I prefer Oxalic acid vaporization or formic acid.


----------



## sqkcrk (Dec 10, 2005)

Hops is not beer. Hops is to beer as nectar is to honey. Don't pour stale beer into beehives thinking it will kill varroa mites.


----------



## jwcarlson (Feb 14, 2014)

sqkcrk said:


> Hops is not beer. Hops is to beer as nectar is to honey. Don't pour stale beer into beehives thinking it will kill varroa mites.


Too late. I'm starting a thread now. NO ONE SAID BEER WOULD DROWN MY BEES?!?!


----------



## crofter (May 5, 2011)

sqkcrk said:


> Hops is not beer. Hops is to beer as nectar is to honey. Don't pour stale beer into beehives thinking it will kill varroa mites.


I think if you include 3% oxalic acid to "activate it" that it might work Mark!
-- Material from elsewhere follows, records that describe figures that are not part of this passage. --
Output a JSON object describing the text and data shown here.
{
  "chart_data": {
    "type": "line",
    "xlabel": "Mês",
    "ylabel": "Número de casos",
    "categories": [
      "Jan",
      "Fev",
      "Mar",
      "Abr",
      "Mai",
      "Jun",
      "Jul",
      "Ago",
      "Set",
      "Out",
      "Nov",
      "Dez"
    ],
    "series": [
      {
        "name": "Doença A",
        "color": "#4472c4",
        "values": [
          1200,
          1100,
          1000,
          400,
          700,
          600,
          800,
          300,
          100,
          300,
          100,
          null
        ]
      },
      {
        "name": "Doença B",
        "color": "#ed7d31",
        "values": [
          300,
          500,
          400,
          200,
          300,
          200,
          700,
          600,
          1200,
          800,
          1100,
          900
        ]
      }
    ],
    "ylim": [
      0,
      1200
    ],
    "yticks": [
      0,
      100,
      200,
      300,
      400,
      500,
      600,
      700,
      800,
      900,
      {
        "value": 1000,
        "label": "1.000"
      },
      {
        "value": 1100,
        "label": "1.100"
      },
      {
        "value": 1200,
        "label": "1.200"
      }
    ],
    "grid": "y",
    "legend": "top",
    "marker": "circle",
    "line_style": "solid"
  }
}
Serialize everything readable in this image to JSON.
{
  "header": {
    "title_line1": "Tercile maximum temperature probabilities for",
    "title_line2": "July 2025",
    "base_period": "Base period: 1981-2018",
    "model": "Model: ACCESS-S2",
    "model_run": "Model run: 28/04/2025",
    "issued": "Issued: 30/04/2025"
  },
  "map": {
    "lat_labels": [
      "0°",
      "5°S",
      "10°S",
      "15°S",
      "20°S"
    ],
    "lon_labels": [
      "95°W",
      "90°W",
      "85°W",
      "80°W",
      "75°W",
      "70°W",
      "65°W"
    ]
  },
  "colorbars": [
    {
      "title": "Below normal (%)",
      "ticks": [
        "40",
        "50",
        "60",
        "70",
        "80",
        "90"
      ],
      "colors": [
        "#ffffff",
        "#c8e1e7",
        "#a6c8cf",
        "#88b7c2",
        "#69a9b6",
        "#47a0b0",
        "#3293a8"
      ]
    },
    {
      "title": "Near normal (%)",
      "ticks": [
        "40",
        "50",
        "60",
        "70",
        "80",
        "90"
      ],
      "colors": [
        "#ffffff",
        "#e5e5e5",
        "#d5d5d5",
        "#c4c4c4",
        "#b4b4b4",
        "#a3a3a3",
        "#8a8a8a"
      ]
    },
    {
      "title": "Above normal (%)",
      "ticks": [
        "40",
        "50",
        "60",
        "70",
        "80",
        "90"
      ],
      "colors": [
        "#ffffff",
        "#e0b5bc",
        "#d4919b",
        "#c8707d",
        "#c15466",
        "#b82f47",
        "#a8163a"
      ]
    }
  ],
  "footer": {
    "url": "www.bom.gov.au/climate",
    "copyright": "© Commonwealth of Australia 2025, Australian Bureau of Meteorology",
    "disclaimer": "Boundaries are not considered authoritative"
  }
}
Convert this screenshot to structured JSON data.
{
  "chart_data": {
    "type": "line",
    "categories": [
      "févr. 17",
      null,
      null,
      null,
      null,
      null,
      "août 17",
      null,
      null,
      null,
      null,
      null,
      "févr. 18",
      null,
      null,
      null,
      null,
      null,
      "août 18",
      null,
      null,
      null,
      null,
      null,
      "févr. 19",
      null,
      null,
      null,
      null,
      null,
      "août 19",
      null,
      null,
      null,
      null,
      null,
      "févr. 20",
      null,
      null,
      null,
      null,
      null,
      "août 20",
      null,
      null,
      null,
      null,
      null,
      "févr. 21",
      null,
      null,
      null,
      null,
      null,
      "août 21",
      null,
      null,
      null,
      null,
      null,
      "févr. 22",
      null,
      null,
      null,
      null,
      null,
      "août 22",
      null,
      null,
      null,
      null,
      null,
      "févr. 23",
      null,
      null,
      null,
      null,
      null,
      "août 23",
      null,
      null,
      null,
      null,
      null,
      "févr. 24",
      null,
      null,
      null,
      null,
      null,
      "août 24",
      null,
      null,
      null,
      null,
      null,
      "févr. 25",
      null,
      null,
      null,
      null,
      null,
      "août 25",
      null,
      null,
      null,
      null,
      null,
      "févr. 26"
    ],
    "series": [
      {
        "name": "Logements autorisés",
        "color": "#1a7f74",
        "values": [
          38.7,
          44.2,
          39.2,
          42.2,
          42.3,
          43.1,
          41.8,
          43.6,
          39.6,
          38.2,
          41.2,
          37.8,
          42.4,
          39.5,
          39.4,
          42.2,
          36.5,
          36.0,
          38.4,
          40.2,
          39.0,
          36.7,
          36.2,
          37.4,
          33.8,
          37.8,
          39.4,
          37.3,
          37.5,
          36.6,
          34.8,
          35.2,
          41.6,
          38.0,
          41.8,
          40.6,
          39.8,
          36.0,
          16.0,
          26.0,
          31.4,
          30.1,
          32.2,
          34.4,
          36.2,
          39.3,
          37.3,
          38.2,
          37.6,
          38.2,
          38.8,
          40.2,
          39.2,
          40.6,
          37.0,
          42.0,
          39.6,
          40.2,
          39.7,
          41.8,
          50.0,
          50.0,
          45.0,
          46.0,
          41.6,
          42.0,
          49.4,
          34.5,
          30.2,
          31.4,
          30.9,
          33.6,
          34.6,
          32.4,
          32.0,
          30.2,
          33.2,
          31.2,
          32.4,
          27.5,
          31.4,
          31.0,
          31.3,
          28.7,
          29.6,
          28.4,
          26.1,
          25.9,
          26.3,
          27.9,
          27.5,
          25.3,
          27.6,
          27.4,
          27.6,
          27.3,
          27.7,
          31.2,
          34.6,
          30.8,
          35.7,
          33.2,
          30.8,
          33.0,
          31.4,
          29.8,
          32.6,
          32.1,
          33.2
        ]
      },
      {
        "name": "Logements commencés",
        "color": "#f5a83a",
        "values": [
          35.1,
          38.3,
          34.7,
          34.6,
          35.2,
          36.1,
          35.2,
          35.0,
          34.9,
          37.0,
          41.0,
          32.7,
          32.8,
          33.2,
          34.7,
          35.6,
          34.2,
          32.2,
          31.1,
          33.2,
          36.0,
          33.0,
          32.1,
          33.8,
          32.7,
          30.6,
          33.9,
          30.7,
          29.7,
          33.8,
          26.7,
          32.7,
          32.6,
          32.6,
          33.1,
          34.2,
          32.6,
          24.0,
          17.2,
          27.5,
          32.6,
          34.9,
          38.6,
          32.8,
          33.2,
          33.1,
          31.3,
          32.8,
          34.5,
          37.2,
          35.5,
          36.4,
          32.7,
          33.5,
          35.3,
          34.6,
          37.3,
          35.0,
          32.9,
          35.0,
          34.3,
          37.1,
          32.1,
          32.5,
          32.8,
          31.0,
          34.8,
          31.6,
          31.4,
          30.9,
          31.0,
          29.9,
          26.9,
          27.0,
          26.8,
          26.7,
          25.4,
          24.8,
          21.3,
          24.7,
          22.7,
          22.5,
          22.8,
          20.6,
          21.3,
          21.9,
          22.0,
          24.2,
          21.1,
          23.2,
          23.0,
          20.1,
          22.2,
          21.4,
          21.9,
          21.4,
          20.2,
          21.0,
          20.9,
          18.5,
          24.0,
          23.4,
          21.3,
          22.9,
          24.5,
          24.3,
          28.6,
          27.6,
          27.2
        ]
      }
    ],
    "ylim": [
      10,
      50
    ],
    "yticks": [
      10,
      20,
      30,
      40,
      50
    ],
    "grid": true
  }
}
But wait a minute, this is Aces job


----------



## BeeCurious (Aug 7, 2007)

jim lyon said:


> I think an OA trickle is probably more effective,'faster and cheaper.


This hasn't made an appearance for a while... 
I don't know about its effectiveness, but this dribble / trickle is very affordable.


----------



## sqkcrk (Dec 10, 2005)

I don't know anything about hops or beer, so I may be full of whatever is left over after a mammal has finished digesting what they ingest.


----------



## Maddy (Jan 20, 2014)

ericweller said:


> There isn't anything a beer cannot fix!


How about the timing belt on my 1999 Lexus?
~M


----------



## Nabber86 (Apr 15, 2009)

sqkcrk said:


> Hops is to beer as nectar is to honey.


Hops are the smallest component of beer


----------



## tanksbees (Jun 16, 2014)

Maddy said:


> How about the timing belt on my 1999 Lexus?
> ~M


With enough beer I could definitely fix that


----------



## Acebird (Mar 17, 2011)

BeeCurious said:


> This hasn't made an appearance for a while...
> I don't know about its effectiveness, but this dribble / trickle is very affordable.


I am thinking it doesn't much matter where the urine is coming from but if people are going to eat the honey it is best that it doesn't come from humans.


----------



## Roland (Dec 14, 2008)

OT - thanks for your observations on Hopguard. After reading of Mr. Lyon's exploits, we purchased some last year. My observations are that is is not a cure, nor a preventative, but may be an aid. Like mentioned preciously, it was hard on the comb under where it was placed. 

I believe that they chose a very poor vehicle. I would be willing to discus an improved vehicle in a PM.

Crazy Roland


----------